Investi o meu dinheiro e os afectos,
Banca e família garantem rendimento.
Com minha mulher discute-se do amor,
Há distâncias, não há medos.
Mas ela rende-se cada noite mais tarde,
Vêm homens, há um que é mais magro,
Tem uma mala e dois passaportos,
Ela tem olhos duma mulher que eu pago.
Comissário, você é pagado por isso,
Ela tem olhos duma mulher que me pertence,
O homem magro está com as mãos ocupadas,
Tem uma mala de berloques e uma ordem de expulsão.

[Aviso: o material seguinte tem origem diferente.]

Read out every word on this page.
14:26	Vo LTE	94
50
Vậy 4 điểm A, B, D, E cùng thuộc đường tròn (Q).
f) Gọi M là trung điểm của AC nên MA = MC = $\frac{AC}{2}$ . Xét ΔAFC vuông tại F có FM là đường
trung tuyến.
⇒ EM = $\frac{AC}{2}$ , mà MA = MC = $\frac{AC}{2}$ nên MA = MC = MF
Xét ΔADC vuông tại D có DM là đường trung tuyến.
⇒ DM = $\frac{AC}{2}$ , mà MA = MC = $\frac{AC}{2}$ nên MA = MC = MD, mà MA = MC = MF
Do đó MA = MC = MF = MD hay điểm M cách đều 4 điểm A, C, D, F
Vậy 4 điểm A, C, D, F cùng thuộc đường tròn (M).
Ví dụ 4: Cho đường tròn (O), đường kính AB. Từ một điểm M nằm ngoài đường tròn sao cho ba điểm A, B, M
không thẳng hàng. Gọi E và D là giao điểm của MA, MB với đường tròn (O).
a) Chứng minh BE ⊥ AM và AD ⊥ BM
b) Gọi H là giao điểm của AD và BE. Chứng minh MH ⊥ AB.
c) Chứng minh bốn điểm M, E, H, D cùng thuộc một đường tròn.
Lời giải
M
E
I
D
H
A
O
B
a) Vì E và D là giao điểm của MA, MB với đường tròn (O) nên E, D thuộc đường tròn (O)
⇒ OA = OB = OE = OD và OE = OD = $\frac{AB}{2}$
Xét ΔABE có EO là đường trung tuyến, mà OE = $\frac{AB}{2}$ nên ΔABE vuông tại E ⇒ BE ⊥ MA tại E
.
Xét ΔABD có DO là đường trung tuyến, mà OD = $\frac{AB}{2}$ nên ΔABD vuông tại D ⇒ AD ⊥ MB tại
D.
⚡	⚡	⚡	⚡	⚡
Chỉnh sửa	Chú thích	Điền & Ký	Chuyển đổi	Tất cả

Não tem mais a cara do seu primeiro haxixe,
É meu filho mais novo, o menos desejado.
Tem poucos farrapos em que tropeçar,
Não quer levantar-se também se cair.
E os meus álibis pegam fogo,
O Guttuso ainda não autenticado,
Agora as chamas envolvem a minha cama,
Ei-los os sonhos que não fazem acordar.
Sua Excelência, você é um filho de puta,
Acordo de novo e acordo suado,
Espere-me agora fora do sonho,
Vamos nos ver deveras,
Eu recomeço do início.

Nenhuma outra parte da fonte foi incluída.